Itu 13 tahun yang lalu. Bagaimana dengan saat kini? Ternyata kontroversi ini belum berakhir, meskipun sudah semakin sedikit dokter neurolog yang menggunakan heparin dan digantikan dengan antikoagulan yang lebih canggih. Harus pula dicamkan bahwa heparin bersifat anti penggumpalan darah, jadi pemberiannya harus benar-benar terukur.
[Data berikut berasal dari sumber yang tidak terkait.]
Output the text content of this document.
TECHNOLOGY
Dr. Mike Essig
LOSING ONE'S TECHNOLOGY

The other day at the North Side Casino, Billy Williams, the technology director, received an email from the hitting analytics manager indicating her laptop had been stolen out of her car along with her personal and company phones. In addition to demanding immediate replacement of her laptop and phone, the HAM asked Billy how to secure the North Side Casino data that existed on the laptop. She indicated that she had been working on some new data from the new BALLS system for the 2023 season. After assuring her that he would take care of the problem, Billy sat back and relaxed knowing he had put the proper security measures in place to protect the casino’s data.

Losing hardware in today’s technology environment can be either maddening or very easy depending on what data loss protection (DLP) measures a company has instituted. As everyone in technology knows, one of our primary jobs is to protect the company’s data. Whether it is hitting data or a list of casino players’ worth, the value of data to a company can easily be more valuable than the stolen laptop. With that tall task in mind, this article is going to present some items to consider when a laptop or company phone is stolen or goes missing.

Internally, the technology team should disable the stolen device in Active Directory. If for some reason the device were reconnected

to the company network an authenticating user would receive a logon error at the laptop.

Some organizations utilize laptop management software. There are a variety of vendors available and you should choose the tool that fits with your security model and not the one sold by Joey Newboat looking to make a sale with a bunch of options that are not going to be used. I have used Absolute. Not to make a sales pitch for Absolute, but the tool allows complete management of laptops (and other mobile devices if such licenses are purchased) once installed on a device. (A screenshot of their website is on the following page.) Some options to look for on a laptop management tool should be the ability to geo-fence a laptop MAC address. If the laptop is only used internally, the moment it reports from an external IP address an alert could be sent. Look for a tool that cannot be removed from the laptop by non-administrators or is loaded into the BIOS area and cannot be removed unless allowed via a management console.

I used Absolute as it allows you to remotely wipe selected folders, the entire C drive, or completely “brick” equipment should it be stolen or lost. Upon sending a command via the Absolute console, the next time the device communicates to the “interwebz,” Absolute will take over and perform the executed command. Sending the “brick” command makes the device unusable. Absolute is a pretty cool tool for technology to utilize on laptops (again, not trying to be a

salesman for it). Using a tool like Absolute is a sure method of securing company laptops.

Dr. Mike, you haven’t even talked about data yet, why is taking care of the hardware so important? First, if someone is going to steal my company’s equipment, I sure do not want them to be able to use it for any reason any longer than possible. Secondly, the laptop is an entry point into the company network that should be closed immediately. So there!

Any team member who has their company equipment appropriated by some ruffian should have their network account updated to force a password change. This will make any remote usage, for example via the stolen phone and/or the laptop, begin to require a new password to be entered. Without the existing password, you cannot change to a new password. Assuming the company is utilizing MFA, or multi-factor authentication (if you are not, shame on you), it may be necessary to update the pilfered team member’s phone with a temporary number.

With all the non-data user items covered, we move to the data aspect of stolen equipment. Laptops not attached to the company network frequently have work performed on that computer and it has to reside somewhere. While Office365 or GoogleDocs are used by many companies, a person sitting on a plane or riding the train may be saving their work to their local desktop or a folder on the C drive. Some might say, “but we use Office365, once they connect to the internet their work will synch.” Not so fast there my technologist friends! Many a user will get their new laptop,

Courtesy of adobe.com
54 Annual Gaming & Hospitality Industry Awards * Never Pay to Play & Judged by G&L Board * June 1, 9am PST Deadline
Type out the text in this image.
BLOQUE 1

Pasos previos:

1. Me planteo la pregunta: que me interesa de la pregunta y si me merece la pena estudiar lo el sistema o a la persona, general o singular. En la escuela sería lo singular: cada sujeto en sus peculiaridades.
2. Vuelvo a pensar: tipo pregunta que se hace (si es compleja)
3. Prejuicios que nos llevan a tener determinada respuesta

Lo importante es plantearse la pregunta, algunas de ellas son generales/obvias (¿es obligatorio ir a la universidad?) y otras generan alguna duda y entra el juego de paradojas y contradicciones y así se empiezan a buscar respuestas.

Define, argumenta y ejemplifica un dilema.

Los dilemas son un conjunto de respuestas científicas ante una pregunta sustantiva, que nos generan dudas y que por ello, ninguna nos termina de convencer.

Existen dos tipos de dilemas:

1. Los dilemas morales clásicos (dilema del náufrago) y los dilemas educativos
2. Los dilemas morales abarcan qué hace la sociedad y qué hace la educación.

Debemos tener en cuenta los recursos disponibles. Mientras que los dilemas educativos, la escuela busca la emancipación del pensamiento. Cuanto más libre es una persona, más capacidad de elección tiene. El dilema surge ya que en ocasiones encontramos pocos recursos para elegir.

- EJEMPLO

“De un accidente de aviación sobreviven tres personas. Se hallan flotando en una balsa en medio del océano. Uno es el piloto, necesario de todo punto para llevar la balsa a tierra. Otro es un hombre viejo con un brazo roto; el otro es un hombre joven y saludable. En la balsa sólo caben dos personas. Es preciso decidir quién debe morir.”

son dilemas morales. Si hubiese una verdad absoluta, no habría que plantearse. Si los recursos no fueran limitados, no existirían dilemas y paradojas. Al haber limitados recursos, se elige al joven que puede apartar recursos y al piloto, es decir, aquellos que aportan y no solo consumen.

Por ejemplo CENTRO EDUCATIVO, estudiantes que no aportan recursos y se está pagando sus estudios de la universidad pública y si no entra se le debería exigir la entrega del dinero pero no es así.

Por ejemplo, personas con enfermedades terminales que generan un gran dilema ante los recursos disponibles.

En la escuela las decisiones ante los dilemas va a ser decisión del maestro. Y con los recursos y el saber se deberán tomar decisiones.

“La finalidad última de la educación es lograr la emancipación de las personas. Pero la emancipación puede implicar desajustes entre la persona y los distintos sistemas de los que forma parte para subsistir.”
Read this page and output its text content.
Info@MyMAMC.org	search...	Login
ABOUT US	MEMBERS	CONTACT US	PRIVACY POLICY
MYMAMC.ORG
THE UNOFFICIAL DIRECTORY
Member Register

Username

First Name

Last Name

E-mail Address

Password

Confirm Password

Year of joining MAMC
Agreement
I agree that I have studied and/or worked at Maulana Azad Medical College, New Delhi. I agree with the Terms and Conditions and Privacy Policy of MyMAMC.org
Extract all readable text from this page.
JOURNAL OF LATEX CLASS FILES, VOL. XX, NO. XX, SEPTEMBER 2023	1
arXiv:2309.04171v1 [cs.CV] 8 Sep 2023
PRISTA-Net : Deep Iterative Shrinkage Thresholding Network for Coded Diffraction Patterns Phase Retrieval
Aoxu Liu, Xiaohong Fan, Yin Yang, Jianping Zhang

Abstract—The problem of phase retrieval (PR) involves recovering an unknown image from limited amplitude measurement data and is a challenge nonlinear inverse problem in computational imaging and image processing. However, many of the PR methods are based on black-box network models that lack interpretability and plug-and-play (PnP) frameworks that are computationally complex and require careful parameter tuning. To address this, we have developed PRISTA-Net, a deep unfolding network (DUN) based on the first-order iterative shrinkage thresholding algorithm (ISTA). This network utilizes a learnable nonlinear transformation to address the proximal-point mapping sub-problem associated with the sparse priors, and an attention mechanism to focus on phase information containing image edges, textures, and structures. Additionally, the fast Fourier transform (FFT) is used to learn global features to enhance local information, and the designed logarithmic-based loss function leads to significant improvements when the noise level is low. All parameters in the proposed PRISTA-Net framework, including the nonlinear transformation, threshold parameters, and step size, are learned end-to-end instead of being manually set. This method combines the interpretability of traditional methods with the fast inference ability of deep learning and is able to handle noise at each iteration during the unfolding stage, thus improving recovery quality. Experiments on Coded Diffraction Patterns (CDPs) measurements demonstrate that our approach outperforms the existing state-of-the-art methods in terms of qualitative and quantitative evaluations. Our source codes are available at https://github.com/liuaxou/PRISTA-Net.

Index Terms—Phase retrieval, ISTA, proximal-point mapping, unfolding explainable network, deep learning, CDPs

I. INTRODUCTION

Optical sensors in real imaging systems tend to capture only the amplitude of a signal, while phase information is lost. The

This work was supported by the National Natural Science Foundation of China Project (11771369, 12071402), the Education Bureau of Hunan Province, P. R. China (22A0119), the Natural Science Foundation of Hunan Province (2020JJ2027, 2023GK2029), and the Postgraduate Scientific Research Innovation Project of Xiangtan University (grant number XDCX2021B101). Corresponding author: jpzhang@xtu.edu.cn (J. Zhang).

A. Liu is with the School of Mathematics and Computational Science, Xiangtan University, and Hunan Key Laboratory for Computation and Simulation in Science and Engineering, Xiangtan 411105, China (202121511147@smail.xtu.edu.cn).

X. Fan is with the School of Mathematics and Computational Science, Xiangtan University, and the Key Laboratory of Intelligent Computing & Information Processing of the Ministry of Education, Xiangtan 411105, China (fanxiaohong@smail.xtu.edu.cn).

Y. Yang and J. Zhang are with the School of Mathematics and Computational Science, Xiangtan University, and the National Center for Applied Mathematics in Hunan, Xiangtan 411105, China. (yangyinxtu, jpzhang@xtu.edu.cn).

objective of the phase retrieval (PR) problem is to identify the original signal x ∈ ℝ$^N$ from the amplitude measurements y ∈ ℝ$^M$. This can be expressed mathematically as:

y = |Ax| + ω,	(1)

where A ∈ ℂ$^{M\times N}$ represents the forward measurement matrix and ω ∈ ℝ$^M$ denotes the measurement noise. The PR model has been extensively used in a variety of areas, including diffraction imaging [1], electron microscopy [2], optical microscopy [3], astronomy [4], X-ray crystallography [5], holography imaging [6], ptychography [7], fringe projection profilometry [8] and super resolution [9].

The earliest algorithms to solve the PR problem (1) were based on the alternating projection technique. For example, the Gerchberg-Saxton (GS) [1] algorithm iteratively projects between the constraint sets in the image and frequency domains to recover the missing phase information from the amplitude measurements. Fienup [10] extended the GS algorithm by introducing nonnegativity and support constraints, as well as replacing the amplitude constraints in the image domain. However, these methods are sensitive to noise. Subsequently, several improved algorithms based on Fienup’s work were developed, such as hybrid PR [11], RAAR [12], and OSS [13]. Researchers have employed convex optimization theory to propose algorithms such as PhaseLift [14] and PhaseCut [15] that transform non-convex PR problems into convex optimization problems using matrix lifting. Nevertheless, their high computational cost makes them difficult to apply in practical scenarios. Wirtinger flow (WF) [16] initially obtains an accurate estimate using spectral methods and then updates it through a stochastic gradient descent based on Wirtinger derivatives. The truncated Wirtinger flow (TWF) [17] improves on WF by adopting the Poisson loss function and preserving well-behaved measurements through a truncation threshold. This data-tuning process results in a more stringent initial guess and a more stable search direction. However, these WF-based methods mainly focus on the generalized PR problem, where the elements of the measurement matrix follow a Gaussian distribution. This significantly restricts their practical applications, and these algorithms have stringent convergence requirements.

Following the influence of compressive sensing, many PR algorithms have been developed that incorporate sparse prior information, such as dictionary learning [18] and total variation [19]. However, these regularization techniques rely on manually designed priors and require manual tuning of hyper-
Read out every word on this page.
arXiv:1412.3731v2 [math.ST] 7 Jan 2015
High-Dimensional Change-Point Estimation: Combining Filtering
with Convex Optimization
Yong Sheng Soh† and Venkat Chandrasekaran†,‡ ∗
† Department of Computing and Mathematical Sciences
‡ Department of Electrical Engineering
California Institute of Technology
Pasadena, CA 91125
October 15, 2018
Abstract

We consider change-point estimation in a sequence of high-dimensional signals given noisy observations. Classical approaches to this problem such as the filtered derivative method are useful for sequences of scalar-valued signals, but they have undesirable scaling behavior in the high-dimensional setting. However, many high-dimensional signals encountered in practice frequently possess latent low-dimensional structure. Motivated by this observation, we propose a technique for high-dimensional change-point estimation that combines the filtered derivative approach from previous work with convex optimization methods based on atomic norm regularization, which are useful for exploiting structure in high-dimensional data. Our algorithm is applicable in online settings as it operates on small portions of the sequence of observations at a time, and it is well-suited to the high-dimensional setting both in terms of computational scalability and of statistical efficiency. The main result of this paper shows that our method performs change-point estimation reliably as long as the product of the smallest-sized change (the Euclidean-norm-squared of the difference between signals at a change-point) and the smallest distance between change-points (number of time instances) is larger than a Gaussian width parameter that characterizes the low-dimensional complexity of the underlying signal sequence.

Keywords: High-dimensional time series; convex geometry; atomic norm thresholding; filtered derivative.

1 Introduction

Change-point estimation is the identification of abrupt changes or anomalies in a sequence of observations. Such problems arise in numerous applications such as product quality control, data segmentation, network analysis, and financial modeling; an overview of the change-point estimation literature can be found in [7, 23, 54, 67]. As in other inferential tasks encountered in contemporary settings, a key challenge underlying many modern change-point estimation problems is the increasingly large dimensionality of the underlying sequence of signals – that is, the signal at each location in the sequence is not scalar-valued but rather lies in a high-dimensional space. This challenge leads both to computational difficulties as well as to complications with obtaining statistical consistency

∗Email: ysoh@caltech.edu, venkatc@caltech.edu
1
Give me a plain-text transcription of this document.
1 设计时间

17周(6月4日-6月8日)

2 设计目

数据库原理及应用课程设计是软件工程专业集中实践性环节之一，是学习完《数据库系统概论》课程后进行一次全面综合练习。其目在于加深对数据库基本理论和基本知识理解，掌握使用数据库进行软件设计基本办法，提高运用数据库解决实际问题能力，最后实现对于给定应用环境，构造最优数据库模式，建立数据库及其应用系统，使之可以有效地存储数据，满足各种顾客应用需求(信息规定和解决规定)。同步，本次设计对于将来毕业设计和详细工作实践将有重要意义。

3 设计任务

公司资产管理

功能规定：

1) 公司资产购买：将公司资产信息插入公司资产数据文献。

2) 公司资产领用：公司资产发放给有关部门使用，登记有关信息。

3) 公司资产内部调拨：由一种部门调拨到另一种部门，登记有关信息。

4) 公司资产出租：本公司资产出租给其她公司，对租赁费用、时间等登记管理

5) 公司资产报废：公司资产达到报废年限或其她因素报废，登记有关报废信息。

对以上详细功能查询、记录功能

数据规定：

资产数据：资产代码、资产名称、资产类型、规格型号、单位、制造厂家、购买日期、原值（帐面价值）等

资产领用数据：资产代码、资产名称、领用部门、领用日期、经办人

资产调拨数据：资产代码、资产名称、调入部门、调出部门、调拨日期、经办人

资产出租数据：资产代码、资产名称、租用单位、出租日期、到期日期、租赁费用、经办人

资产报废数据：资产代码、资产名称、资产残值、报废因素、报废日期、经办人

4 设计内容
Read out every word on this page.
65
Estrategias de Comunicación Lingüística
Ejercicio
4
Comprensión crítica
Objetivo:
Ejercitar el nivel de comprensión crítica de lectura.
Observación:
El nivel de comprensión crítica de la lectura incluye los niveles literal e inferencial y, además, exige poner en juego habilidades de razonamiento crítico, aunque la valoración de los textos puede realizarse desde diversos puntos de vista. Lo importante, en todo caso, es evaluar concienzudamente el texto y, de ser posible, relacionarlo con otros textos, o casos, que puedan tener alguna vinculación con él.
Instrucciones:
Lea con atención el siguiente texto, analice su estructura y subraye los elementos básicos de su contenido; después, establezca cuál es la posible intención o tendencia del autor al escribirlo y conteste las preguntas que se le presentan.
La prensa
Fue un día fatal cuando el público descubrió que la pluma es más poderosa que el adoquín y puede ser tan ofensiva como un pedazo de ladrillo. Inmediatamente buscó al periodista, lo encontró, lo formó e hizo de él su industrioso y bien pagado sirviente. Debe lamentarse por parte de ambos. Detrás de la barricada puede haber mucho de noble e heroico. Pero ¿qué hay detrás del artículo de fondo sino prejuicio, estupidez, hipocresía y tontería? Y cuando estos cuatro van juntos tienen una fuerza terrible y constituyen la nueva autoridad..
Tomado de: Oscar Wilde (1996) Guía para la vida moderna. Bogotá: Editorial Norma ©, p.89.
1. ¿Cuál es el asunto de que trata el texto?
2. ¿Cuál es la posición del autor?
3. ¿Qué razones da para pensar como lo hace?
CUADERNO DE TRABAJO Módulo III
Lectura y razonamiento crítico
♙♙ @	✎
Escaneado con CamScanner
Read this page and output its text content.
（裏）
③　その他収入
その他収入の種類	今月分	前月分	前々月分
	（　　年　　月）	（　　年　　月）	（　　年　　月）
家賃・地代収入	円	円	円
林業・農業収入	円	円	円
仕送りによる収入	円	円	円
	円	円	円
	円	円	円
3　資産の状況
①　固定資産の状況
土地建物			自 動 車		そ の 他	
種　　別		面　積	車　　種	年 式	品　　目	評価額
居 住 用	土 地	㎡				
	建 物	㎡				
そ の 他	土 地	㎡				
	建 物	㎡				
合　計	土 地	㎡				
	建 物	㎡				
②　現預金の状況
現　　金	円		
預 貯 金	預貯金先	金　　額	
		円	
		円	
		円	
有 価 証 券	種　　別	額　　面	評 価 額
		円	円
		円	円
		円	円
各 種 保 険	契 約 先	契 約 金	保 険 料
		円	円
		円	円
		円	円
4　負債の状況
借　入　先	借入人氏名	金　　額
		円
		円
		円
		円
Kalau tidak, karena sifat mengencerkan darah ini akan menyebabkan perdarahan (haemorrhage) yang malah memperparah kondisi stroke iskemik menjadi stroke hemoragik.
Kesimpulan singkatnya, metoda terapi cuci otak dokter Terawan ini bukan penemuan medis yang fenomenal, karena sudah berpuluh tahun diterapkan oleh dokter neurolog di Eropa dan AS. Perihal keabsahan heparin untuk pengobatan stroke sampai hari ini masih kontroversial.Â
Di negara-negara maju, juga seperti di Indonesia banyak anecdotal evidence (testimoni keberhasilan pengobatan). Namun anecdotal evidence ini tidak dapat dipakai sebagai acuan untuk membuktikan keabsahan terapi. Karena sifatnya sangat subjektif dan bias ingatan. Mudah-mudahan tulisan singkat ini bisa memberikan sedikit gambaran yang lebih objektif tentang heboh kasus dokter Terawan.